= Linda Mosca =

Board wargame designer

Linda D. Mosca was the first commercially published female board wargame designer. In the mid-1970s, when the wargame industry was dominated by men, she was the only woman employed in a creative role.

==Career==
During the summer of 1975, Jack Greene, a game designer with the small company Simulations Design Corporation, visited the three largest American wargame manufacturers, Games Designers Workshop, Avalon Hill, and Simulations Publications Inc. (SPI). He was interested in getting their opinions on the current state of board wargaming, which he published in Issue 71 of Campaign. During his visits, the only woman he was able to talk to who was employed in a creative role at any of the three companies was Linda Mosca, who was designing her first wargame for SPI at the time of his visit. During her interview, Mosca championed the fantasy role-playing game Dungeons & Dragons published by TSR, noting that it could be a gateway for more women to play tabletop games.

The previous year, Linda Mosca had been on the production staff of SPI's house magazine Strategy & Tactics. A year later, at a time when the industry was dominated by men, Mosca was commissioned by SPI to design a game. Her first game, the one being designed during Greene's visit, was Battle of the Wilderness: Gaining the Initiative. It was subsequently published by SPI in 1975 as one of four wargames packaged together in the "quadrigame" Blue & Gray II. The tactical game, which simulates the Battle of the Wilderness during the American Civil War, made Mosca the wargame industry's first professional female board wargame designer.

By the time she was interviewed by Greene, Mosca had already published an article titled "Women in Wargaming" in the February–March 1975 issue of Moves in which she concluded "I would like to remind women wargamers that while they are fewer in numbers, they make equally effective generals. That war is a man's domain is disproven by the fact that its wellsprings are societal and outcome affects all, regardless of gender. That history belongs to men is disproven by the few accounts of great women that filtered down, even as recorded by male historians. Remember, of the three persons most feared by Rome, two were women (Cleopatra & Zenobia)."
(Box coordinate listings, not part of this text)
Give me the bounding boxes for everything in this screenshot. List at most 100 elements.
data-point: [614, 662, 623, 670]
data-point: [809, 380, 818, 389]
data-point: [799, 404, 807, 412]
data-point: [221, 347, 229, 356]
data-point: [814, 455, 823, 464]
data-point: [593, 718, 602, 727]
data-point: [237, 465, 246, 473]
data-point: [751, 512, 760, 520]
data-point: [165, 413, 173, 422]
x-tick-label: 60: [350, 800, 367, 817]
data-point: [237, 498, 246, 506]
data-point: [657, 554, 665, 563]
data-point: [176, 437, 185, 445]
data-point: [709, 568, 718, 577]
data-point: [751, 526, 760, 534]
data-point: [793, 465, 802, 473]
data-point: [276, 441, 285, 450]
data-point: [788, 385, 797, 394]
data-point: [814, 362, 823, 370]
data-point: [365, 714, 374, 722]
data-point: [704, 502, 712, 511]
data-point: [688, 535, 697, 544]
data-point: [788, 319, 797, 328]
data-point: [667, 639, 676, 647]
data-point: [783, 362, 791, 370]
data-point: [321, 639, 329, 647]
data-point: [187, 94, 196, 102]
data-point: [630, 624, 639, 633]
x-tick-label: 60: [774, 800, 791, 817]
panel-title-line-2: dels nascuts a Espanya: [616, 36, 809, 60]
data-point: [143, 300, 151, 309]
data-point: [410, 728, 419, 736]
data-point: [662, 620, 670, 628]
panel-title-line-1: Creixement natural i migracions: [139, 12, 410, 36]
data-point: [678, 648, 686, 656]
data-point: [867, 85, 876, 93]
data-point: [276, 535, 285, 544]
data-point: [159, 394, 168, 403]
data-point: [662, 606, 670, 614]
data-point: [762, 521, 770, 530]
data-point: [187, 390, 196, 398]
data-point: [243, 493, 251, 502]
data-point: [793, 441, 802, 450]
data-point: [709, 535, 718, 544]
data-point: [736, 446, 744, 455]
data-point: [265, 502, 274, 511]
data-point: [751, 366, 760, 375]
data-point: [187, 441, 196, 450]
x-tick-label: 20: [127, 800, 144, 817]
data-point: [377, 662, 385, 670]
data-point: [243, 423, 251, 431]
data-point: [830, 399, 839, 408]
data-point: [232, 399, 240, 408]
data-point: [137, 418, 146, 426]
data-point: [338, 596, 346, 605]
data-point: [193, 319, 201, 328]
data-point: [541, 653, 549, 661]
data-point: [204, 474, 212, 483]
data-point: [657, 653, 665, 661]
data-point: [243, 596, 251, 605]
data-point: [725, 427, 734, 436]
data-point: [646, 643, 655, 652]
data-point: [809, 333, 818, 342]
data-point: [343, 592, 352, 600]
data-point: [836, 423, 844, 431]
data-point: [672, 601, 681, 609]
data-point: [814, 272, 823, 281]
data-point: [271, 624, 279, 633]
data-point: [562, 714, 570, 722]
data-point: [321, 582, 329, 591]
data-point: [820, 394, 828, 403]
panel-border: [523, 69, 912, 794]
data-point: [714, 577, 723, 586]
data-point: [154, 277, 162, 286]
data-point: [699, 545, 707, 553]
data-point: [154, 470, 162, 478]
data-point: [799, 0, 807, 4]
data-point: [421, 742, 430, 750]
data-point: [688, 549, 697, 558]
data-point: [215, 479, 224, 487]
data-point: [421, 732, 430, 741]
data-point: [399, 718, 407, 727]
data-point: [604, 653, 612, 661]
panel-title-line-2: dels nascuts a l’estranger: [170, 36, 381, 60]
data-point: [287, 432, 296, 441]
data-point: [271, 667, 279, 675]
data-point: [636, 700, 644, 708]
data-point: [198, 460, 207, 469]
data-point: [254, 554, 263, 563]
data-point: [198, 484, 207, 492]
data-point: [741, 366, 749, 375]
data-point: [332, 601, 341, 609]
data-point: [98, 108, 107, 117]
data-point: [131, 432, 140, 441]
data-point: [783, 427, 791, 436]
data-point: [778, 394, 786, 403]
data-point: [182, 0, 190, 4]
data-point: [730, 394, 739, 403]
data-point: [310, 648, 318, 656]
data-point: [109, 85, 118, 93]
After the publication of Battle of the Wilderness, Mosca designed Thirty Years War: Rocroi (1975), and co-designed two other games: Gondor: The Siege of Minas Tirith (1976) with Richard Berg; and King Arthur (1979) with Richard Mosca. She was also on the production teams for Strike Force One (1975), Chinese Farm (1975), War in the West (1976), Terrible Swift Sword (1976), and Russian Civil War 1918-1922 (1976).

==Critical reception of her designs==
===Battle of the Wilderness===
In the April 1976 edition of Airfix Magazine, Bruce Quarrie called this game "Good exciting stuff, challenging for experienced players but basic enough to make a good starting point for anyone interested in the Civil War and wishing to try board wargaming."

In Issue 20 of Simulacrum, Steven Busey commented "This is certainly not a simulation. However, it is a very playable game system that often demands careful thought during play. The combination of easy-to-learn rules and short games makes this an excellent alternative when time and attention are short."

In the book Feminist War Games?, Anastasia Salter examined the role of women in the wargame industry from a feminist perspective, and noted that with the publication of this game, Mosca became the first published female wargame designer. "The game is certainly not recognizable as a feminist work, as its mechanics are traditional, but its existence itself is significant."

===Rocroi===
In his 1977 book The Comprehensive Guide to Board Wargaming, Nick Palmer noted that Rocroi was "possibly the only wargame to date designed by a woman." He thought that "the markedly different movement and combat strengths of the units on each side give each side interesting tactical problems."

In The Guide to Simulations/Games for Education and Training, history professor Martin Campion surveyed the hundreds of board wargames that had been produced in the 1960s and 70s, and drew up a list of The Twenty Best Military History Simulations. Campion included Rocroi in that list.

In Issue 25 of the UK wargaming magazine Phoenix, Chris Bramall was impressed by the strategic thinking necessary, and wrote "it is my belief that Rocroi is the best game of the four [in the Thirty Years War quadrigame]. Admittedly it lacks balance but only if the French player is skilful. Indeed an experienced Spaniard will always beat the tyro Frenchman."

Writing for Battlefield, Howard Anderson also thought this was "the gem of the Thirty Years War Quad." He called the game "as much a contest of will as a battle. The Spanish have no need to attack in the game or in history. The French must come to them." He concluded, "The battle will hinge on the first to falter along the line."